Strong Performers and Successful Reformers in Education

Faced with widespread underperformance and inequalities of opportunity and outcomes, Portugal is reorganizing and modernizing its school network, grouping schools in 'clusters' that offer better facilities for all.

Loading video ...
 

Reorganizing the school network to provide better facilities and new opportunities

Portugal's weak results in the 2000 PISA tests spotlighted major shortcomings in the nation's education system. In rural areas, many primary schools were small and isolated. In towns and cities, schools were often so crowded that they had to operate a double shift. Students, particularly from disadvantaged backgrounds, frequently had to repeat grades. Many eventually dropped out of school.

A national debate on education led to wide-ranging reforms. One of the most significant was a decision to reorganize the school network by creating "school clusters" bringing together several schools in a single educational project. A typical cluster may consist of five to 10 pre-school units and primary schools feeding into a single lower secondary school. Each cluster is led by a director who is appointed by a council of teachers, parents, students, municipal leaders and other relevant community and institutional representatives.

The Ministry of Education and municipalities work together to create clusters, deciding on the construction of new schools on the basis of numbers of students and schools, geographical factors and demographic indicators. Thanks to their broader range of staff and better facilities, these clusters help to improve work organisation and teacher collaboration, thereby providing better and more extensive services for students.

In parallel, Portugal has raised teachers' salaries, to the point where they are now around 19 percent higher than those of many workers with similar tertiary education in other sectors. Working hours have also been extended. Teachers spent 875 hours teaching in class in primary school in 2009 against 855 hours in 2008 and only 783 hours in 1996, and 770 hours in lower secondary school against 752 hours in 2008 and 644 in 1996.

More effective use is being made of ICT and e-learning, supported by investment in ICT infrastructure.
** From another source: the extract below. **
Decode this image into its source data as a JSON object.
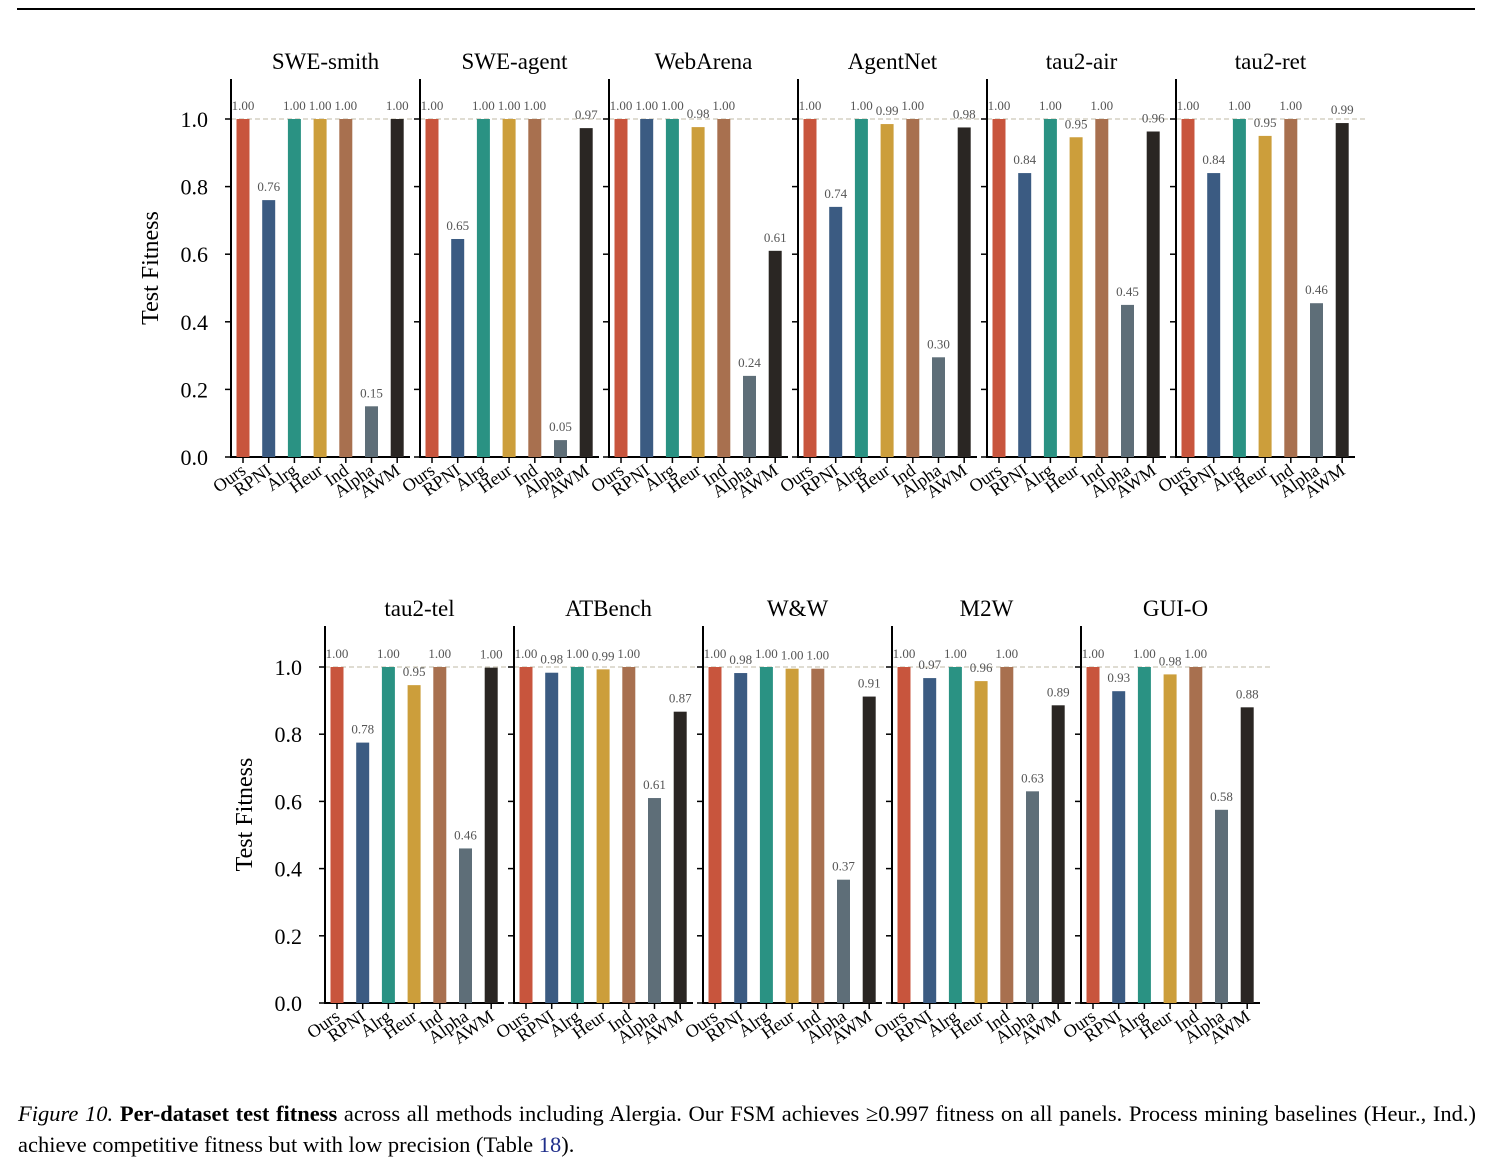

Full-time school and extra-curricular activities have become generalized, in parallel with in-service training for teachers of mathematics, Portuguese language, science and ICT. New systems have been introduced for evaluating teachers and schools, and a National Plan has been launched to improve students' reading proficiency and foster good reading habits. All students in 4th, 6th and 9th grades are now subject to annual assessments in Portuguese and mathematics. In August 2009, Portugal raised the school leaving age to 18.

Coupled with rising education levels among the population as a whole, in turn leading to rising expectations on the part of parents, the reforms are helping to raise student performance. The proportion of pupils that have to repeat a grade at primary or lower secondary level has fallen sharply, to 12.8 percent in the case of ninth-grade pupils in 2009, down from 21.5 percent in 2005.

In the 2009 PISA tests, Portuguese students, while still performing below the OECD average, showed improvements in all areas. Results also showed a reduction in the impact on students' learning outcomes of their socio-economic background, signifying a more equitable schooling system overall.